Truth be told, while you can find the writings of such and specific phrasing used by our founding fathers as far back as 1635... but when you read the documents that became our constitution, even though contributors like Thomas Jefferson and James Madison wrote and believed separation from the establishment was the only way to truly ensure freedom of religion, there is no separation between church and state.

Even as our constitution states no religious test shall be required as a qualification to any public office or trust, most politicians take their oaths on their personally chosen religious books be it a bible, quran, etc...

Rather than building a "wall of separation" between church and state, our founding fathers chose to word things in a somewhat ambiguous way that the states later adopted in their own constitutions.

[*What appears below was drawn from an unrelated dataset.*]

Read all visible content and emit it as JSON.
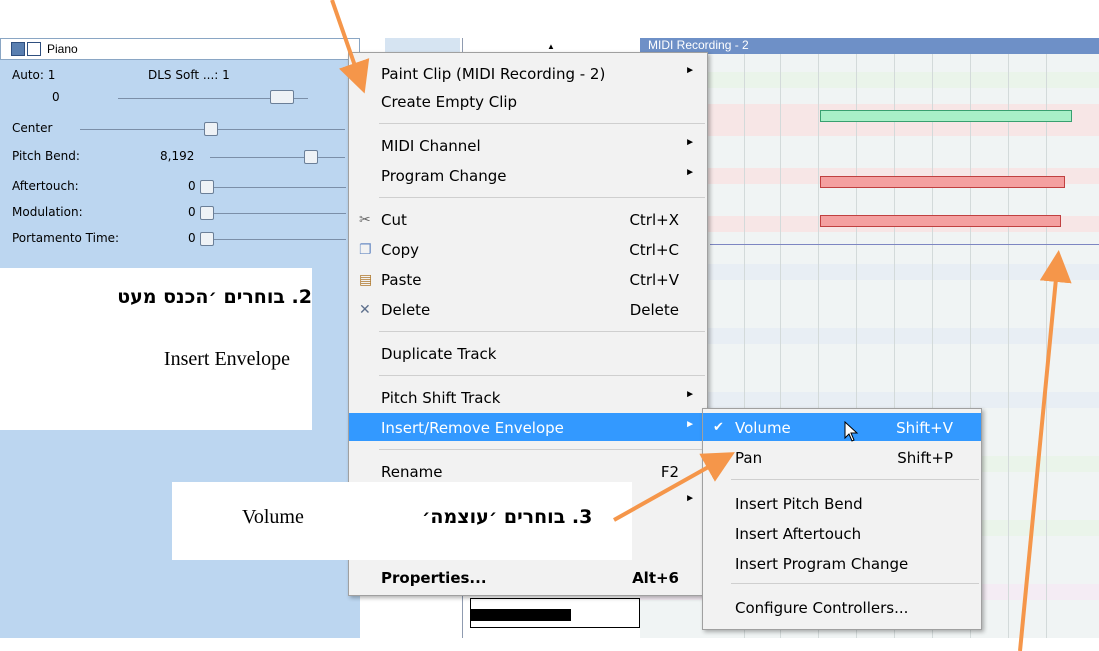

Congress shall make no law respecting an establishment of religion, or prohibiting the free exercise thereof.

Straight from the first amendment, state isn't to be free of the church, but rather the state isn't to endorse or restrict any church.

This actually came up a few years ago here in Oklahoma when state lawmakers actively adopted the construction of a Ten Commandments monument on the State Capital grounds.

If you remember, while the lawsuits inevitably rolled in, everything was pretty much hunky-dory and par for the course until another religion wanted a display for themselves. When these same lawmakers that lobbied for the commandments monument put up a fight over the Satanic Temple's successful attempt to construct a monument for satan, the Oklahoma Supreme Court squashed the whole ordeal rendering all religious monuments on state ground as unconstitutional.

So here we are once again looking at a piece of proposed legislation wondering if it's constitutional or not.

There's nothing on the books that says religion can't be electively taught in schools, there are religious clubs and classes in most schools led by teachers. The law only says the teaching of religion cannot be forced or required.

That being said, odds are since the law is specific in the version of the bible that coincides with specific beliefs, it could technically be "respecting the establishment" of a specific religion... At least that is what the lawsuits will likely argue. This piece of legislation has the slimmest of chances of even being voted on, let alone passed in the near future.

Perhaps Senator Burns is just a little confused about how the constitution was written. While we may have declared our independence as a new nation in 1776, the constitution wasn't written until 1787. Neither of these founding documents "created" the United States, they merely recognized the thirteen colonies were already a sovereign country.